Admittedly, on its surface,  my life looks radically different from that of my mother.  I left home at an early age, attended  universities in distant states,  managed a demanding career,  travelled the world; accumulated a modicum of recognition for my work.  But at its core,  like my mother’s, my life was made of the usual stuff;  education, career, marriage, children, retirement.   And my path, like hers, was not the work of destiny, but the result of choices.

And  my path has  led me…. here. Not to a mountaintop and not to a swamp.  As it did my mother.

It’s tempting to  fall for the “one true thing”  pitch.  The idea that  we are  entitled to  the one true love, the one perfect career, the one true happily-ever-after is very appealing.   And perhaps it is true for some.   But my life didn’t  come with a blueprint; I made choices, sometimes wisely, sometimes foolishly, that in the aggregate defined my path.  I wasn’t always sure of my choices,  and  they didn’t always lead to the mountaintop.

If I could answer my mother  now, I would reassure her that she didn’t miss her calling.  Like me, she simply made choices that led her to her destination.   And  at the end of the day, it was not our accomplishments, as my teenage self thought,  but the accumulation of our everyday thoughts and actions that defined us.
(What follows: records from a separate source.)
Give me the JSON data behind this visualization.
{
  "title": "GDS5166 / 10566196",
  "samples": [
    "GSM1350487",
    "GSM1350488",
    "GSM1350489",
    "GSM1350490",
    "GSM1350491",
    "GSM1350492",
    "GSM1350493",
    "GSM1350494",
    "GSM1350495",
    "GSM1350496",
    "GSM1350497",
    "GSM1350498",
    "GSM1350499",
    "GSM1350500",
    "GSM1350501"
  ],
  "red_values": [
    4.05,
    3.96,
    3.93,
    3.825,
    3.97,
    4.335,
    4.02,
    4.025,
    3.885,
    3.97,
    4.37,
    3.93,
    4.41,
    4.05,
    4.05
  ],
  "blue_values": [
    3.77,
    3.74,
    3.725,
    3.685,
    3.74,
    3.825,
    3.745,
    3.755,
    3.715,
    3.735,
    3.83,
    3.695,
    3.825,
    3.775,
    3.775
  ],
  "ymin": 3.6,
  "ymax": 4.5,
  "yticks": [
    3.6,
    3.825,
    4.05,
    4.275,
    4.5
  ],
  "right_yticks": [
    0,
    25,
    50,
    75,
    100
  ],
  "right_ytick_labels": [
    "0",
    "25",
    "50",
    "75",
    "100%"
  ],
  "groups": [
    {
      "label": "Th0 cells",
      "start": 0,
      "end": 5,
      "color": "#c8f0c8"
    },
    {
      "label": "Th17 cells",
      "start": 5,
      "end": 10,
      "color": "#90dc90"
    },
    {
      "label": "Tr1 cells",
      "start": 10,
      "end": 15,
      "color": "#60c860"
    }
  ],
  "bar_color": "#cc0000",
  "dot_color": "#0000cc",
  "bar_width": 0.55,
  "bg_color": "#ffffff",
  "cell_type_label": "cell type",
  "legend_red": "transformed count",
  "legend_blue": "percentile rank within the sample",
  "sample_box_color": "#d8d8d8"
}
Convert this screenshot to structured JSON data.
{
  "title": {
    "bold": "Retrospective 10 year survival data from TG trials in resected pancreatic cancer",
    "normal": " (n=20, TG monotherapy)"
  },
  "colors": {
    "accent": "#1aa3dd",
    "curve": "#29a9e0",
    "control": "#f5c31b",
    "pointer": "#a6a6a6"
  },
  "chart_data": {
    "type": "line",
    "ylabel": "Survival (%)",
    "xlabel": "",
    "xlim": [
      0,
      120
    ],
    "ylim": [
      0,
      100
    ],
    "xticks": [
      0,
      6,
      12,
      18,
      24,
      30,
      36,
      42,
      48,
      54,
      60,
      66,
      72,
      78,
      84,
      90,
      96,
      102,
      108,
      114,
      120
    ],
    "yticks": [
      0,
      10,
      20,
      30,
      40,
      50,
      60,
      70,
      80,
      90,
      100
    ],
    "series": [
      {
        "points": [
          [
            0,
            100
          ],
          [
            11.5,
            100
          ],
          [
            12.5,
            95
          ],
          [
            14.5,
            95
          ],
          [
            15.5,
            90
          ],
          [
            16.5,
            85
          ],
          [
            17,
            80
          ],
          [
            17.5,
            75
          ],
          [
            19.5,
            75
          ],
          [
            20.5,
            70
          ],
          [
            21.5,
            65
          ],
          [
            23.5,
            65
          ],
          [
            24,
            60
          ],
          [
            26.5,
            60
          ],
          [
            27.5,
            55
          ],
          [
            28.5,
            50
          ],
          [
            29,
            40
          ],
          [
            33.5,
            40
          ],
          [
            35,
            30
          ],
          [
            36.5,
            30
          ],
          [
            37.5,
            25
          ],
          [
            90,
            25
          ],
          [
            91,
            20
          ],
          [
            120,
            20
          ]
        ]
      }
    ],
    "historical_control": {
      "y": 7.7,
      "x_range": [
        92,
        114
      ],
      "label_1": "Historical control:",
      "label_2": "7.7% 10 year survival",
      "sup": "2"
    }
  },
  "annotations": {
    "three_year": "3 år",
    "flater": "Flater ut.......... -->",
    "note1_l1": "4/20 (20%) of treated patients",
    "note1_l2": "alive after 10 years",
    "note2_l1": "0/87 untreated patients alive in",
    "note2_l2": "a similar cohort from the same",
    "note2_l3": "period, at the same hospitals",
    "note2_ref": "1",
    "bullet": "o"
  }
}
Both of us.

 

 

The Easter Bunny

As a child, I remember thinking it was weird that the Easter Bunny  brought eggs.  And exasperating that no one else thought that was a bit strange.  Being the person in the family responsible for snatching
eggs  from beneath cranky setting hens, I knew for sure where eggs came from.

Turns out, though,  there really is a logical explanation for the egg-bearing  bunny.   According to Wikipedia, German Lutherans  apparently established the tradition of the “Easter Hare.”
But far from the cuddly bunny with big pink ears, the original Easter bunny (after all these were not only Lutherans, but GERMAN Lutherans) was actually a stern judge-bunny, dispensing his coveted eggs only to those children who had been good over the Lenten season.

And as for the eggs, early churches abstained from them during Lent.  And lacking refrigeration, the only way to keep them from spoiling was to boil them so they could eat them  after the fast was ended.  And  they probably decorated them as part of the celebration.  So that explains a lot.

But   I still find an Easter bunny (especially a chocolate one)  distracting to the Easter message of resurrection and hope.   I don’t think the idea of the Easter bunny is harmful to children; I just think it shortchanges  them  because it misses the life-giving  Easter message of hope; the gift of new beginnings,

I don’t have fond memories of the annual  Easter egg hunt, where my basket always needed help from the Sunday School teacher.  In retrospect, I know this was because of my uncorrected myopia, but still, I think I would have preferred to learn about the Easter Lily.